In particular I am tired of being “NHS special” and paying the special price that goes with it. For example, I have noticed that – after a slightly shaky start – Siri on my iPhone is increasingly capable.
It rarely puts a foot wrong when I ask it to look something up on the internet for me. In fact, I can use it to dictate letters and emails if I am in a quiet environment and it types more accurately and spells better than some typists I have had.

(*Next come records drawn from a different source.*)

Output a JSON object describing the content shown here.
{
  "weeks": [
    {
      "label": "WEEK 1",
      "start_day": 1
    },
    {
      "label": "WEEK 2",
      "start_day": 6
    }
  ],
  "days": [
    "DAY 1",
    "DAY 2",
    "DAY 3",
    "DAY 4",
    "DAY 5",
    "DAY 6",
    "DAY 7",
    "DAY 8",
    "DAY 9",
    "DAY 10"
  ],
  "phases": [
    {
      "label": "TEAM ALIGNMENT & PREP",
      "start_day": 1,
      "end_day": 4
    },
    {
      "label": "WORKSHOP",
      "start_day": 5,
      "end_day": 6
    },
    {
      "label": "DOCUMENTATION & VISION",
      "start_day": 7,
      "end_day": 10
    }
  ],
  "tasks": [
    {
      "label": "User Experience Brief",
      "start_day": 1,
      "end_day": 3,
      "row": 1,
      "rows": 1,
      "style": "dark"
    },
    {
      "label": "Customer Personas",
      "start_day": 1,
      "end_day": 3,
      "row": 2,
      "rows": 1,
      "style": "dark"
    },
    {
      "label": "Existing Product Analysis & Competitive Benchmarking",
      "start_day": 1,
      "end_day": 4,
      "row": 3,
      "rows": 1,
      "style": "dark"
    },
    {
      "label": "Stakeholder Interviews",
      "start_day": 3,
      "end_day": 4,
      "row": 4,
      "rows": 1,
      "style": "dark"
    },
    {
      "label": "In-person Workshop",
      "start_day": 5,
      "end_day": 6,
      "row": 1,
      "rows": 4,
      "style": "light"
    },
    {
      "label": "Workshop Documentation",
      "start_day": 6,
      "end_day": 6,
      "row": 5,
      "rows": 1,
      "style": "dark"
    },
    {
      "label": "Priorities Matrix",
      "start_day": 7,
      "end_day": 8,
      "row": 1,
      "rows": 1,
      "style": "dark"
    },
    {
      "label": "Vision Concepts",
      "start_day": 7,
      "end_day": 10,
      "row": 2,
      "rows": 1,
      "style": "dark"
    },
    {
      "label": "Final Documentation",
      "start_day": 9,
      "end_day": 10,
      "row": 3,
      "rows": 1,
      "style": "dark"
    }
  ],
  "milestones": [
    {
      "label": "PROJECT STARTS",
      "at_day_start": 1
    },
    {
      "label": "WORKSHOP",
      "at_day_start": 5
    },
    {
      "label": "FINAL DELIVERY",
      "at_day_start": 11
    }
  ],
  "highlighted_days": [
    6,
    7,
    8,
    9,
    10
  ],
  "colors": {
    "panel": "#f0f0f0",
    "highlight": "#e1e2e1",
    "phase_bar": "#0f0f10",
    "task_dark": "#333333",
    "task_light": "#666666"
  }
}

So why not use it to dictate NHS letters? Why not use Apple’s expensively developed speech recognition technology to dictate direct into my electronic patient record?
Because I am “NHS special” and I must be sure that the data is not, however briefly, going to Cupertino and infringing information governance rules.
Instead, I must buy an “NHS special” speech recognition package at a cost that is infinitely more expensive than Siri (free with the device and no annual licence fee).
Indeed, I must buy ones that are ten times more expensive than similar – but non “NHS special” – consumer speech recognition packages (available for a small, one-off fee) that can do the job perfectly well.
The banks didn’t do this
Going back to the 1980s, I was an early adopter of telephone banking and later internet banking.
I am sure that the banks must, for a time, have considered whether they would need “banking special” telephone networks that would involve them in laying their own network of copper across the world that would be accessible to only the bank.
Perhaps one bank spoke to other banks about sharing the costs of developing “banking special” telephony and internet facilities.
In the end, however, they decided to go with the public telephony and the internet. Perhaps because they recognised the pace of change would leave “banking special” telephony and internet lagging years behind.
Perhaps they realised that at some time or another they would need to interface with the general public who, by definition, could not have “banking special” communications systems.
For one reason and another, the banks realised that they could ride the wave of rapidly developing consumer communications and add the necessary security and authentication apparatus as required. They did not need to develop a separate system.
The NHS did not come to the same realisation. There are 60 million NHSmail 3 accounts. Yet it’s quite unclear whether N3, the “NHS special” internet, will be able to cope with the growing demand for bandwidth that on-line video consultation and on-line correspondence with patients is likely to throw up.
Time to learn from the opposition
The NHS’ online rivals, like Babylon, are managing to leverage consumer communications systems, apps and the cloud to deliver services.
These rivals deliver security that paying patients are happy with. And they are doing it at a price that the NHS may struggle to compete with.
Meanwhile, there are great consumer apps, superfast broadband and 4G Networks out there developing at an amazing pace, driven by massive market forces we can only dream of in healthcare.
Siri, Office365, Cortana, Google, Whatsapp and similar are all waiting to be stitched into the healthcare market place; if somebody can get the security wrapper right.
The Netflix approach – building your business on somebody else’s expensively developed infrastructure – is being widely adopted by the private health market and may be something the NHS needs to adopt to survive.
It’s not a case of ‘Couldn’t bear to be special’ for the NHS; more a case of the NHS “can no longer afford to be special”.